Global interest rates will hold steady for longer than expected despite historic falls in headline inflation, according to the OECD Economic Outlook.
Three rate cuts are anticipated between the September quarter and the end of 2025, while the OECD said: “Monetary policy should remain restrictive in the short term to tame inflation.”
Global economic growth is expected to stabilise before modestly picking up through 2024–2025, thanks to a stronger-than-anticipated US and emerging-market recovery.
The relatively positive outlook, albeit subdued, is less grim than Treasurer Jim Chalmers’ diagnosis of a “fraught and fragile” global situation.
Growth in Australia’s real GDP is expected to slow to 1.5 per cent across 2024, before rising to 2.2 per cent in 2025 – hampered by stubborn services inflation requiring a tighter monetary policy than expected.
Australia’s March quarter inflation was higher than expected, leading many to believe the RBA will be forced to increase its near-term inflation forecasts next week.
The consumer price index rose 3.6 per cent in the 12 months leading to March, slightly above the RBA’s forecast of 3.5 per cent.
That said, the OECD estimates that rising national unemployment (from 3.8 per cent currently to 4.3 per cent in 2025), will help to cool inflation.
Australia’s restrictive cash rate – which has been held steady at 4.35 per cent since November 2023 – will likely be held stable until inflation is under control.
Once again, productivity-enhancing reforms were the order of the day, with proposed cuts to NDIS costs, greater flexibility in land zoning systems to facilitate business competition, and reducing barriers to labour mobility through red-tape cuts.
While the National Disability Insurance Agency forecasted that the scheme would cost taxpayers close to $100 billion per year by 2032, a proposed shakeup would see states and territories contributing to the scheme.
The OECD also endorsed doing away with unnecessary non-compete agreements in employment contracts to boost labour mobility and productivity, as championed by Assistant Treasurer Andrew Leigh.
Last month, the government released an issues paper on non-compete clauses which are estimated to bind approximately 1 in 5 Australian workers.

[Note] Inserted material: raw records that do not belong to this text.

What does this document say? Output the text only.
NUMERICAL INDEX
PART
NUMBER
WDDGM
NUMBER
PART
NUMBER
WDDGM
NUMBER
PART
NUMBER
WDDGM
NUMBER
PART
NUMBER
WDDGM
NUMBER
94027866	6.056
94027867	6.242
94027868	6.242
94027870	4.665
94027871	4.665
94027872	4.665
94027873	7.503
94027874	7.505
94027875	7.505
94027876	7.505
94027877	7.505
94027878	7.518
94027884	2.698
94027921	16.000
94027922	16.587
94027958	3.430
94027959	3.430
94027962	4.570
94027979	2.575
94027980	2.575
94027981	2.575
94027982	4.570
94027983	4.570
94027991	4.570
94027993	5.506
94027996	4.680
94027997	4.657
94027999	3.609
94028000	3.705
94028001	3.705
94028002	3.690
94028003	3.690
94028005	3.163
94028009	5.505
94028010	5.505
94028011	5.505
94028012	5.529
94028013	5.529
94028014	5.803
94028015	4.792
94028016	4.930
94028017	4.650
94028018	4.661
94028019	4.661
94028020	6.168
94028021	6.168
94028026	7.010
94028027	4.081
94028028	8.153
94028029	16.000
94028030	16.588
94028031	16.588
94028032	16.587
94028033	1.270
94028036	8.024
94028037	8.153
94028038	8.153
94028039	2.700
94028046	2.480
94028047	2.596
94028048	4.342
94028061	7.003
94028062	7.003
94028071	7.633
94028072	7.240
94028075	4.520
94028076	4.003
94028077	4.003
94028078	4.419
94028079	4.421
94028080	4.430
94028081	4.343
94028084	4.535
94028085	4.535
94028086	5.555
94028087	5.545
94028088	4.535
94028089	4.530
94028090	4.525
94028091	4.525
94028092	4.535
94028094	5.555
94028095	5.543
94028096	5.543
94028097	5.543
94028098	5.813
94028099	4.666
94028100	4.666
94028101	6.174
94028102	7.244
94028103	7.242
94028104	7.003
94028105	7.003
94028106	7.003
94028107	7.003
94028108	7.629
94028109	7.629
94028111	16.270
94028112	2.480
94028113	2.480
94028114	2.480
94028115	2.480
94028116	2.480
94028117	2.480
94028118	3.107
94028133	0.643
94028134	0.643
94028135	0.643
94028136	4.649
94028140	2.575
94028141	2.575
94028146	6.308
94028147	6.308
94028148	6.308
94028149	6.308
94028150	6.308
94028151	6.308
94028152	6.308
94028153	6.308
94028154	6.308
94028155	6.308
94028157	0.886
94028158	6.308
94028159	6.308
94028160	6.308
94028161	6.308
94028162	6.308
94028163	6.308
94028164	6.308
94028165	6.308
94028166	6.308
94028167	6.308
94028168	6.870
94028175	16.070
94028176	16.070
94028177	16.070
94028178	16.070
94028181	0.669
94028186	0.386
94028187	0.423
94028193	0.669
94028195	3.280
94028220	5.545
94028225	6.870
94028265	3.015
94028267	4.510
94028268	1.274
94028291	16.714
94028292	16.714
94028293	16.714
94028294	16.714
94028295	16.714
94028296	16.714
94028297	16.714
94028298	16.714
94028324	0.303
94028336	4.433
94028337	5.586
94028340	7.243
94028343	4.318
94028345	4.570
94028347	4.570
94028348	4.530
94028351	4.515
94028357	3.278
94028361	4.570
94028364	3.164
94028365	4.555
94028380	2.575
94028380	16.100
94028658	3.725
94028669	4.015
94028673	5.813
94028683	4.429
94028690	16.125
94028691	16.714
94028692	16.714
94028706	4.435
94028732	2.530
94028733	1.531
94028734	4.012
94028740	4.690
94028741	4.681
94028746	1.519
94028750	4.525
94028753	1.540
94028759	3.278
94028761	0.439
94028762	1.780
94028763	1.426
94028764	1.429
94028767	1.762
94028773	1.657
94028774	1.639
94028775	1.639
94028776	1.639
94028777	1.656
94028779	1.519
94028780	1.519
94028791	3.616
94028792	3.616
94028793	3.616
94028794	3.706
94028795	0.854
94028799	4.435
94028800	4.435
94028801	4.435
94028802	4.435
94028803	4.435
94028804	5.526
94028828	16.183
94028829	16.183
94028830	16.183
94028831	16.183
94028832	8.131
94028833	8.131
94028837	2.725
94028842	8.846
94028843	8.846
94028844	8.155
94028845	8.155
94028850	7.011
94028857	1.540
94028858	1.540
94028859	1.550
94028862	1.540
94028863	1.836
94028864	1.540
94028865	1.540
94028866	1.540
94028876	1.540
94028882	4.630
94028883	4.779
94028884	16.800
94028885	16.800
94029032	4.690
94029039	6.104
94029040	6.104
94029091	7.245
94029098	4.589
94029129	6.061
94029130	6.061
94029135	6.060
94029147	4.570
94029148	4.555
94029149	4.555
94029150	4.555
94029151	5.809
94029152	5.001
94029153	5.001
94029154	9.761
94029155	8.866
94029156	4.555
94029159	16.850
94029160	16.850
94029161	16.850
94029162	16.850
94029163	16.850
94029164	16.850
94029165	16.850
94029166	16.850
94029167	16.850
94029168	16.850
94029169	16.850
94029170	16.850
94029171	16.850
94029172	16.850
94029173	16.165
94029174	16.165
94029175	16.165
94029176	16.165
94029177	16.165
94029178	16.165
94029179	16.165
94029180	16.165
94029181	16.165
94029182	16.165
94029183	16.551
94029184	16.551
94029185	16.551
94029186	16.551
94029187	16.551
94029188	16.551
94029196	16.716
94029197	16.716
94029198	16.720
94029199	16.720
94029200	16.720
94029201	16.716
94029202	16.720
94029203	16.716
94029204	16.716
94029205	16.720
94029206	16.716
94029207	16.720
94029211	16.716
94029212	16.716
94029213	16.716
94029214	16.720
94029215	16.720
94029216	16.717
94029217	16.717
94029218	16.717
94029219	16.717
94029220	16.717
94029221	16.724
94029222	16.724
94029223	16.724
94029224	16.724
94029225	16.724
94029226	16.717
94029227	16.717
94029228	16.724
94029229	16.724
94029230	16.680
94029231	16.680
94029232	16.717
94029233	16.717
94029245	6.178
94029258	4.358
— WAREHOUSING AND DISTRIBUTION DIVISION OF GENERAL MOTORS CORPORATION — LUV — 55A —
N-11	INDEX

“Non-compete clauses have been found to apply not only to senior executives but to many low-wage workers, including boilermakers, hairdressers, early childhood workers and yoga instructors,” wrote Leigh.
“It’s important to make sure we have the right balance, and that these clauses are not acting as a drag on competition, productivity and wages.”
The world at a glance
A sense of “cautious optimism” is beginning to show in global markets, despite slow growth and ongoing geopolitical uncertainty, said OECD chief economist Clare Lombardelli.
Inflation is letting up beyond expectations, while unemployment remains at or near record lows.
Global growth was roughly consistent with pre-COVID-19 pandemic levels and above last year’s projections at 3.1 per cent, followed by an anticipated 3.2 per cent growth across 2025.
That said, the growth was not evenly spread – with lagging recoveries in Europe and Japan being propped up by a more robust US, led by strong household consumption and stimulating fiscal policy.
The US’ estimated growth of 2.1 per cent was revised to 2.6 per cent given the better-than-expected recovery, with similar, albeit more modest, revisions for China (from 4.7 per cent to 4.9 per cent expected growth this year).
Private sector optimism is generally improving despite concerningly low productivity. Speculators are once again banking on an artificial intelligence-led productivity recovery, bolstered by internationally consistent competition policy.
Lombardelli also sounded the alarm bell for a needed fiscal rebuild, in light of long-term challenges, including rising debt and public expenditure demands associated with ageing populations, mounting decarbonisation pressures, and growing defence budgets.